Recurrence risk with negative SLNB
A negative SLNB generally indicates a favorable prognosis due to low risk of melanoma recurrence. 14 However, recurrence still occurs in approximately 16% of SLNB-negative patients, particularly those with thicker tumors, ulceration, or high mitoses. 15 Median time to melanoma recurrence ranges from 9.3 to 35.4 months, with melanoma of the head and neck recurring earlier, indicating a worse prognosis.16,17 Notably, SLNB-negative patients with subsequent recurrence have poorer survival compared to SLNB-positive patients. 18 This supports the need for enhanced risk stratification and follow-up guidelines in select SLNB-negative patients. Patients with a prior melanoma are also at increased risk of developing subsequent primary melanomas, as noted in our patient. For instance, a 2024 Norwegian cohort study identified older men as particularly high risk for secondary primary invasive melanomas, highlighting the need for closer monitoring in the first 3 years following initial diagnosis. 19 Current guidelines recommend TBSE every 6 months for the first 2 years for patients with stages 0–IIa and every 3–6 months for the first 2 years for patients with stage IIb and higher.10,20
This case highlights the unpredictable nature of melanoma progression, especially in SLNB-negative patients. Despite early detection and a negative SLNB, the patient developed widespread head and neck micrometastases in under 1 year.

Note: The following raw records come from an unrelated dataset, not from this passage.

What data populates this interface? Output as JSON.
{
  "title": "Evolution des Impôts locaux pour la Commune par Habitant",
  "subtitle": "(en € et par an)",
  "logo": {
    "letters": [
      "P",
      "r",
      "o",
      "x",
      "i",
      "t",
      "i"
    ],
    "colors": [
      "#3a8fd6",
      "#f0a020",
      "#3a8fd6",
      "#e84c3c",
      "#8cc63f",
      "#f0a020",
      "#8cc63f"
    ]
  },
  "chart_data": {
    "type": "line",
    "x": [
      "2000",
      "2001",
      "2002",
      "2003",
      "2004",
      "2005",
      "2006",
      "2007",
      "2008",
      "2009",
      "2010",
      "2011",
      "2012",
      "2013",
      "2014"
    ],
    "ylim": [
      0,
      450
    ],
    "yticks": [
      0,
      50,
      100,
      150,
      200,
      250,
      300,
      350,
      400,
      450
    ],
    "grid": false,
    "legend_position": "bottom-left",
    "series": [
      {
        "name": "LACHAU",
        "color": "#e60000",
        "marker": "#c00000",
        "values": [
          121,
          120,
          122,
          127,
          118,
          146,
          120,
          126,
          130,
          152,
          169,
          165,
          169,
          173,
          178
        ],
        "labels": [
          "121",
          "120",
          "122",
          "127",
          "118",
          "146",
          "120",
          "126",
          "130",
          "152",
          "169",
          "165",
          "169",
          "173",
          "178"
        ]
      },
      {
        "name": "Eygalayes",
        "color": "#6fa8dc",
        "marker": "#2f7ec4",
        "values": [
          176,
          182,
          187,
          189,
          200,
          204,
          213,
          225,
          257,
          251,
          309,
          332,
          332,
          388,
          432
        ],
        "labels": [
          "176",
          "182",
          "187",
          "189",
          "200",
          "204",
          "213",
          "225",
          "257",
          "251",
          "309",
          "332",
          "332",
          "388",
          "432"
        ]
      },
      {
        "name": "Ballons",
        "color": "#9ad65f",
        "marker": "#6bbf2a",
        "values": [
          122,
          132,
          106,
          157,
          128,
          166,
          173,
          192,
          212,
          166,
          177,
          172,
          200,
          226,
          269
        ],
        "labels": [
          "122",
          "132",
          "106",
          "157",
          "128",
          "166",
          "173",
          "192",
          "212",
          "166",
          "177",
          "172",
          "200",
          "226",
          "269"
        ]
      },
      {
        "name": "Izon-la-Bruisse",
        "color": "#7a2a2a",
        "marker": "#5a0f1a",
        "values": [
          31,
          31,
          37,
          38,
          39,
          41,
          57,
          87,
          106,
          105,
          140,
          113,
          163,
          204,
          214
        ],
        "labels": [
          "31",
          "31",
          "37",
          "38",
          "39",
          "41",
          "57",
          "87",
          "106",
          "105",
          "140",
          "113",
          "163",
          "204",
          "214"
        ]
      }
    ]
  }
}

This underscores the limitations of SLNB, particularly in thick melanomas or those with high-risk features, emphasizing the need for vigilant, personalized follow-up and enhanced predictive tools for effective surveillance.
Footnotes
Consent to participate
The patient provided written informed consent for the publication of this case report, including all clinical details and images.
Funding
The authors received no financial support for the research, authorship, and/or publication of this article.
Declaration of conflicting interests
The authors declared no potential conflicts of interest with respect to the research, authorship, and/or publication of this article.